The Legislative Education Study Committee issued a staff report on Skandera's decision in late May, questioning whether the appeal process should be eliminated entirely and noting that the PEC's decision not to renew the charters was based on evidence of serious academic and legal problems at the schools. To Carr, however, Skandera's reversal was exactly what she accused the PEC's of being: "arbitrary and capricious."


"She really gave no substantial factual information to back up a reason as to why she reversed us, and as to what we said was arbitrary and capricious," Carr says. "She just said we were."
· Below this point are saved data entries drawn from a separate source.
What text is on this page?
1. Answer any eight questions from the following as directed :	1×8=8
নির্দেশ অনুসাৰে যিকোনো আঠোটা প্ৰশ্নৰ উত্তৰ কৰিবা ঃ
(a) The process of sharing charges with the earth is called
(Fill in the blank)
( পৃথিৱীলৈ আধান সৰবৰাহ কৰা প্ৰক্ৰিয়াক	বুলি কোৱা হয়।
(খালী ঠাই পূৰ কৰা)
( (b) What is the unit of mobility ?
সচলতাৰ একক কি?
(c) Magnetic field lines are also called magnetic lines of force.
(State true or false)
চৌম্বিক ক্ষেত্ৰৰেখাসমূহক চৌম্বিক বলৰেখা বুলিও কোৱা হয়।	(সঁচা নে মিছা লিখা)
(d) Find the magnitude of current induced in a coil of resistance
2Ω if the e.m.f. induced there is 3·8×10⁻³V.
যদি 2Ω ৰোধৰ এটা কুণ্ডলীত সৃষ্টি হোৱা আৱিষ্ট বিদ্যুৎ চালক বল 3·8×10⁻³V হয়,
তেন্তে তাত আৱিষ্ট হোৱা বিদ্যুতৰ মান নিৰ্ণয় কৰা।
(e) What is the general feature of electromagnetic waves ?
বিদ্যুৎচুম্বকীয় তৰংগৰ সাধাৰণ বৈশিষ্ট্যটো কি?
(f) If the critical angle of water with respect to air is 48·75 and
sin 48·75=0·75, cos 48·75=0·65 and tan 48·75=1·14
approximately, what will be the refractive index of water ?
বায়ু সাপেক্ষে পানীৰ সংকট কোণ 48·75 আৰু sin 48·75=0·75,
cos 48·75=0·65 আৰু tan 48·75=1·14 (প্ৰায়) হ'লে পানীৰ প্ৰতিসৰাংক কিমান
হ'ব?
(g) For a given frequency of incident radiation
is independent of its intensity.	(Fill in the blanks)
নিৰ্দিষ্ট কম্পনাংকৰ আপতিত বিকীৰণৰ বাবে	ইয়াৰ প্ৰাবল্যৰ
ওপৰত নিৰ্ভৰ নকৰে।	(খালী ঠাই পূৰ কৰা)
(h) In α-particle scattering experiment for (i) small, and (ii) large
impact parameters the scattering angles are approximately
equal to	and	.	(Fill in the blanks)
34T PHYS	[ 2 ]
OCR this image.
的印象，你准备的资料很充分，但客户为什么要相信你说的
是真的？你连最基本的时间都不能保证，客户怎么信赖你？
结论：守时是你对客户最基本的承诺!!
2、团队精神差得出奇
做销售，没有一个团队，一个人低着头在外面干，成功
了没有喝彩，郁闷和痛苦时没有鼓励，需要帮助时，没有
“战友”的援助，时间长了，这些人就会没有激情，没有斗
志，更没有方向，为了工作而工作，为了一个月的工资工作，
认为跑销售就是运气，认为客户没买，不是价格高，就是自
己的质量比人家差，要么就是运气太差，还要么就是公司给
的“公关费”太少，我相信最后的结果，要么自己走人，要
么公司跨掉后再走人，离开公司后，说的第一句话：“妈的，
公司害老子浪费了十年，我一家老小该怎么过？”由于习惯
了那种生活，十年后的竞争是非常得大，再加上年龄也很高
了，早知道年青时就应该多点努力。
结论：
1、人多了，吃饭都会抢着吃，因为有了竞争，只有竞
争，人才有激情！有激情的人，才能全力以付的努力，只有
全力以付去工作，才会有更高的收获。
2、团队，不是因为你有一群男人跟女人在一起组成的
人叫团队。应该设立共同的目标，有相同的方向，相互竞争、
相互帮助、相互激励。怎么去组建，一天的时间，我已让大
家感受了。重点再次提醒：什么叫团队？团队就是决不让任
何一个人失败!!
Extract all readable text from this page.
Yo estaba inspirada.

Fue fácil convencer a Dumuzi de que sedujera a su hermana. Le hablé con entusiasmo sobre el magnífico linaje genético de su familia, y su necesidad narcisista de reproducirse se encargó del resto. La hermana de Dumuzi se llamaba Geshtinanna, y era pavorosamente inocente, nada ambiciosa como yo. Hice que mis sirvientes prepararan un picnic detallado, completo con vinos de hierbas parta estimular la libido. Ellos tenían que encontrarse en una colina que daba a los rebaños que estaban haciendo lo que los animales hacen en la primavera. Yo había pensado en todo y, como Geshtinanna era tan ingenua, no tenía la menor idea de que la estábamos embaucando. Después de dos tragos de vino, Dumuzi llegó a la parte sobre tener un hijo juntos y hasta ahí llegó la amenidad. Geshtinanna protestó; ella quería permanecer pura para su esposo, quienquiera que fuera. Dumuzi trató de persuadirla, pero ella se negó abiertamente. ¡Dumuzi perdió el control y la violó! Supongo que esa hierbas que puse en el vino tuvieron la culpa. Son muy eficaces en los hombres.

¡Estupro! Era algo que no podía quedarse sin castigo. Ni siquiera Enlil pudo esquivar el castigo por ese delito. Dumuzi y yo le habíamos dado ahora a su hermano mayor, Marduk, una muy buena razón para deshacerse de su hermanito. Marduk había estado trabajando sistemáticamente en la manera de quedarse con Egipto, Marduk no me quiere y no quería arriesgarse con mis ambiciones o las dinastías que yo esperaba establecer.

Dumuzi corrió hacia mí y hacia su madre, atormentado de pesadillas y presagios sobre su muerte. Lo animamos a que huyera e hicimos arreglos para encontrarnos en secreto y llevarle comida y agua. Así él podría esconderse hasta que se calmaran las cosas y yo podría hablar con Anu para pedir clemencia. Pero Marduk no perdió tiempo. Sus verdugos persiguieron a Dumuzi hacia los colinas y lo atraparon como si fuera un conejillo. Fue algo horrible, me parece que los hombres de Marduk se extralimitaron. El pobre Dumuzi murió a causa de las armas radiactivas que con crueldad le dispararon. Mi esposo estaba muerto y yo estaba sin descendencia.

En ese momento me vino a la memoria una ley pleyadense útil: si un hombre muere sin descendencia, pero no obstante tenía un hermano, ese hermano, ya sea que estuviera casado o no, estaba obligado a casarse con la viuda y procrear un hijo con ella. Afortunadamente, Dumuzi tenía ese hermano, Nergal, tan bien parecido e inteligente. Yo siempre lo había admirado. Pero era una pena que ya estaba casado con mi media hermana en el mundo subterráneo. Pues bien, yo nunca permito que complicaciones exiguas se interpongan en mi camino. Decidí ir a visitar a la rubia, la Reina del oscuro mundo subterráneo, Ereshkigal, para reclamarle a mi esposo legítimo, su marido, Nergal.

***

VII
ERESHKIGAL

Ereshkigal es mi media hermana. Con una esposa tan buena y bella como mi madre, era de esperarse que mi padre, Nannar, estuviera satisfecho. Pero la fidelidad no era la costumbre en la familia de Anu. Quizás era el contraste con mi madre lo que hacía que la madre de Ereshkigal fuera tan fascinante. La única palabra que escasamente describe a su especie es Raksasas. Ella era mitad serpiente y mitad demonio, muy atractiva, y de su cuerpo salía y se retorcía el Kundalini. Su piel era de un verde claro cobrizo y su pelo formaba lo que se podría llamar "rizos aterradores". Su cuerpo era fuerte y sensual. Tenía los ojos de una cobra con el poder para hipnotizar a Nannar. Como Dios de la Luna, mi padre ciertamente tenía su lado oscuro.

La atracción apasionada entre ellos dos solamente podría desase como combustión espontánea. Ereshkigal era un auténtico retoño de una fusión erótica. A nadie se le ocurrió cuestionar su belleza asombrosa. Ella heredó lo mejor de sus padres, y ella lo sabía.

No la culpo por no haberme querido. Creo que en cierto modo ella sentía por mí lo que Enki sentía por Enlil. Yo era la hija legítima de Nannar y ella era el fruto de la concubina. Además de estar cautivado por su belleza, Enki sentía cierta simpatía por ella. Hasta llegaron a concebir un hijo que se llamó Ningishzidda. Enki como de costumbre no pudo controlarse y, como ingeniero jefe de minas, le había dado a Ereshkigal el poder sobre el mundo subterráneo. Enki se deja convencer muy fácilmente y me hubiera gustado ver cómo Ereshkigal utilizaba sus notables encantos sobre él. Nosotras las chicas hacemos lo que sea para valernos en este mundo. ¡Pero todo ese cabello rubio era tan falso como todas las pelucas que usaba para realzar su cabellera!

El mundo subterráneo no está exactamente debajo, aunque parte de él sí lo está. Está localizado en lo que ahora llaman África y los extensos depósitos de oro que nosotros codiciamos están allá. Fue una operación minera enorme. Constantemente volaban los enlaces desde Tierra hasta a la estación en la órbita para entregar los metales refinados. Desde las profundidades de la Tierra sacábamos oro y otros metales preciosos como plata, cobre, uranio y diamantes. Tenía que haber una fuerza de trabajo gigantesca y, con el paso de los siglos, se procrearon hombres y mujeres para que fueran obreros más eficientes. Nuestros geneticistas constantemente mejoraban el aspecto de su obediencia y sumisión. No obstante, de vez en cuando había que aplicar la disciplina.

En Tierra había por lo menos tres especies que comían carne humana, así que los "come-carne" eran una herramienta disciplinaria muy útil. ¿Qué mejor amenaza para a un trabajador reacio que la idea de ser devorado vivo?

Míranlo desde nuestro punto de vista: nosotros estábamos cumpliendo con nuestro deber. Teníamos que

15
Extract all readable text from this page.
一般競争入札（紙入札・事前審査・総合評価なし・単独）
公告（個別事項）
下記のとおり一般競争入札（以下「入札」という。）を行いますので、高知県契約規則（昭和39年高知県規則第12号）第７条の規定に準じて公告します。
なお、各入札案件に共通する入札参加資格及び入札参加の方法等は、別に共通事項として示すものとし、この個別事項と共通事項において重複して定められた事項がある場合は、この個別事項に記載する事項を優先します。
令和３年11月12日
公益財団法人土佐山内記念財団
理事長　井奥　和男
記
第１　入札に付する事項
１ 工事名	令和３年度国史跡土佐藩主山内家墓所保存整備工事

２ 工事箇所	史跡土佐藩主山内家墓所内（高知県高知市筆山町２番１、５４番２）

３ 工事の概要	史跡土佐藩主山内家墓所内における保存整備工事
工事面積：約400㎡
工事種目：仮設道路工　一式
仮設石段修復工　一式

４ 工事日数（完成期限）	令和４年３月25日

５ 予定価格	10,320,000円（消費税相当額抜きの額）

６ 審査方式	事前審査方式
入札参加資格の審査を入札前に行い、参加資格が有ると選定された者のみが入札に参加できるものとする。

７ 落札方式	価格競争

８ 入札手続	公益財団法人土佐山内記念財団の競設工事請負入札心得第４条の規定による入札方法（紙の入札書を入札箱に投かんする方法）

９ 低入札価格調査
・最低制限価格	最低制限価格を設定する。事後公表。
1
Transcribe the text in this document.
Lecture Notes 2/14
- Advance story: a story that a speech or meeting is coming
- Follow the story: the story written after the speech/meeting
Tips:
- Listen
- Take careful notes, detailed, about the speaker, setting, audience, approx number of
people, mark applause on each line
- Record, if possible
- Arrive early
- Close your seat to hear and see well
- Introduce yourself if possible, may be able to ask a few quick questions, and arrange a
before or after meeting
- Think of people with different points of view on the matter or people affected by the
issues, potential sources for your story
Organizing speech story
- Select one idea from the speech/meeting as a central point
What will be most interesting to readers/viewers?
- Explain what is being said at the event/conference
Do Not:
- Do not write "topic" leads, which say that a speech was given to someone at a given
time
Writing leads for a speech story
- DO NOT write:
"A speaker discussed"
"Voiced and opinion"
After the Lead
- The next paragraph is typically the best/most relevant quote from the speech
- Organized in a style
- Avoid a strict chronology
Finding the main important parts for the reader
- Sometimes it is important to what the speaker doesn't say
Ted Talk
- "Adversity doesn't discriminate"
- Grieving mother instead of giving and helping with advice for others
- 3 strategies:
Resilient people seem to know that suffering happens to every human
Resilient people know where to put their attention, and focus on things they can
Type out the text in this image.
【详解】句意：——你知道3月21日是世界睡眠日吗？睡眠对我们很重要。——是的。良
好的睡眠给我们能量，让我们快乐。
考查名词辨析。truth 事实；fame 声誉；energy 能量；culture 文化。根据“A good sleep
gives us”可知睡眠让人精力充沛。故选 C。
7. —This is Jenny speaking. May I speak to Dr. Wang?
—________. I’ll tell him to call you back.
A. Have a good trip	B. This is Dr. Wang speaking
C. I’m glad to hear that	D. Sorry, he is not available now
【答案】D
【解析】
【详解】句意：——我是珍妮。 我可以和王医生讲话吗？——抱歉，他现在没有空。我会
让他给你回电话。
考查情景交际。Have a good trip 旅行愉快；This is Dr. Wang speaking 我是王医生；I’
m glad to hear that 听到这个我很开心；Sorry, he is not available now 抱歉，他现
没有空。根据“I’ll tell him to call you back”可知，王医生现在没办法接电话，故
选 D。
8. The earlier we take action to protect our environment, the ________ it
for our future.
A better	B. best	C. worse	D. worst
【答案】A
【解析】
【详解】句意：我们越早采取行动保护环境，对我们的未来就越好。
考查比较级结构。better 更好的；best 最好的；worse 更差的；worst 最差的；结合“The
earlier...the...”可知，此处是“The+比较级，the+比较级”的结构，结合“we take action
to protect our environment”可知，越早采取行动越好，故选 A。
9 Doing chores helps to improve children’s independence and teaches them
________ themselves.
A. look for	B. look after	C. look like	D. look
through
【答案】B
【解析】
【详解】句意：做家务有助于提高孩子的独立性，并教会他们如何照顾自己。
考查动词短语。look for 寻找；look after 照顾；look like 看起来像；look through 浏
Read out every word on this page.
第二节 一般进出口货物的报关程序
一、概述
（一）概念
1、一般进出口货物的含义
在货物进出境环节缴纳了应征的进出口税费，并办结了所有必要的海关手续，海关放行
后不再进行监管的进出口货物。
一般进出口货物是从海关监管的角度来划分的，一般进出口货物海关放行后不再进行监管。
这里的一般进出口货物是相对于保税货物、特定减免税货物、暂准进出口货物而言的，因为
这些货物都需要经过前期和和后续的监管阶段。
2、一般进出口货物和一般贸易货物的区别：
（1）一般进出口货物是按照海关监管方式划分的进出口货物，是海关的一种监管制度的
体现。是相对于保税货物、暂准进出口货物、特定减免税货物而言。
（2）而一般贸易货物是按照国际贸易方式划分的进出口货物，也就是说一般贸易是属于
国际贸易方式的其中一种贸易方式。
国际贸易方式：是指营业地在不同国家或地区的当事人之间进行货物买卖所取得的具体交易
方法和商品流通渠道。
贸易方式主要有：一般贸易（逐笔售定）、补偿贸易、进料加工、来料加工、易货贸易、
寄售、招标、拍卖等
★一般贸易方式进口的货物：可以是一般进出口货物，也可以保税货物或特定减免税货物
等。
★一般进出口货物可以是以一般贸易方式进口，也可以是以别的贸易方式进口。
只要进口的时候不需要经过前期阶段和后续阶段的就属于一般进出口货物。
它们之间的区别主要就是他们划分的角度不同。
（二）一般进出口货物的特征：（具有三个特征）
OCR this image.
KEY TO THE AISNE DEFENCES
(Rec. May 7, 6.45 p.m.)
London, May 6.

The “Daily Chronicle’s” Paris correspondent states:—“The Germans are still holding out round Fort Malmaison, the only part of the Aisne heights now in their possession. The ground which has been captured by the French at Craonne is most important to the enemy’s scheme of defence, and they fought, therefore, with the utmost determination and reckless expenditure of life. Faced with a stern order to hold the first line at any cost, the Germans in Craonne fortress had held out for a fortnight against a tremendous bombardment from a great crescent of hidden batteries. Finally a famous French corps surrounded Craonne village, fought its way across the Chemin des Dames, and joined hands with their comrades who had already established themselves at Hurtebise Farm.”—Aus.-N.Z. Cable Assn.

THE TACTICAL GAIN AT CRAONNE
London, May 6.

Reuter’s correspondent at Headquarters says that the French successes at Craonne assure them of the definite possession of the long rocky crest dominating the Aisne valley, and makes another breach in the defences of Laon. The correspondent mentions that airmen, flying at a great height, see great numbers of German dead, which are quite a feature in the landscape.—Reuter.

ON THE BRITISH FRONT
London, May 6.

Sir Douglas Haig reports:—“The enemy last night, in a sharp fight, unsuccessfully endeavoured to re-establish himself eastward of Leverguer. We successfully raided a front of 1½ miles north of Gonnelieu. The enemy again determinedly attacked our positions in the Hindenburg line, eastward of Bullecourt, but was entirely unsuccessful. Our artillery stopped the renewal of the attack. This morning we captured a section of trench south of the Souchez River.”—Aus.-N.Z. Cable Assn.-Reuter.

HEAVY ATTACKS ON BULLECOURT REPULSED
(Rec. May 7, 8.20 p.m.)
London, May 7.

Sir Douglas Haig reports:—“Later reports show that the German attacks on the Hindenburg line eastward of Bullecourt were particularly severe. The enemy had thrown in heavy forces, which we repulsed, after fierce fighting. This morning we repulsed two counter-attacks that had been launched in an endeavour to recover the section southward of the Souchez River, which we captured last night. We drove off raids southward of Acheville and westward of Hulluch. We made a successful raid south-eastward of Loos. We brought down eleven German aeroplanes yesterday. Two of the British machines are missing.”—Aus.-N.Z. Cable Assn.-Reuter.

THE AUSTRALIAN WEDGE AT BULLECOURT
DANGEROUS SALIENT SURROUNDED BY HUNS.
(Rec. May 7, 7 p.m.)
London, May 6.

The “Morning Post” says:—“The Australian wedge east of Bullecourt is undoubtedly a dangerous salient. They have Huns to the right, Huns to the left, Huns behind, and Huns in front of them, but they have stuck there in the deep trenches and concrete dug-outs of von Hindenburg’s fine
The charter snafu has led Carr to propose changes to the state constitution that would curb the executive branch's control over public education. Earlier this month, Carr submitted a resolution to the state Democratic Party that would make the secretary a publicly elected position instead of a governor-appointed one, and remove the secretary's power to reverse any decision the PEC makes.


The report accompanying Carr's resolution, which he plans to introduce at the state Democratic Party's preprimary convention, argues that the current law makes the state education system too vulnerable to the whims and politically motivated decisions of the governor and her appointees, such as the charters' renewals.


"It didn't, what I would call, 'pass the smell test,'" Carr says. "It didn't look right."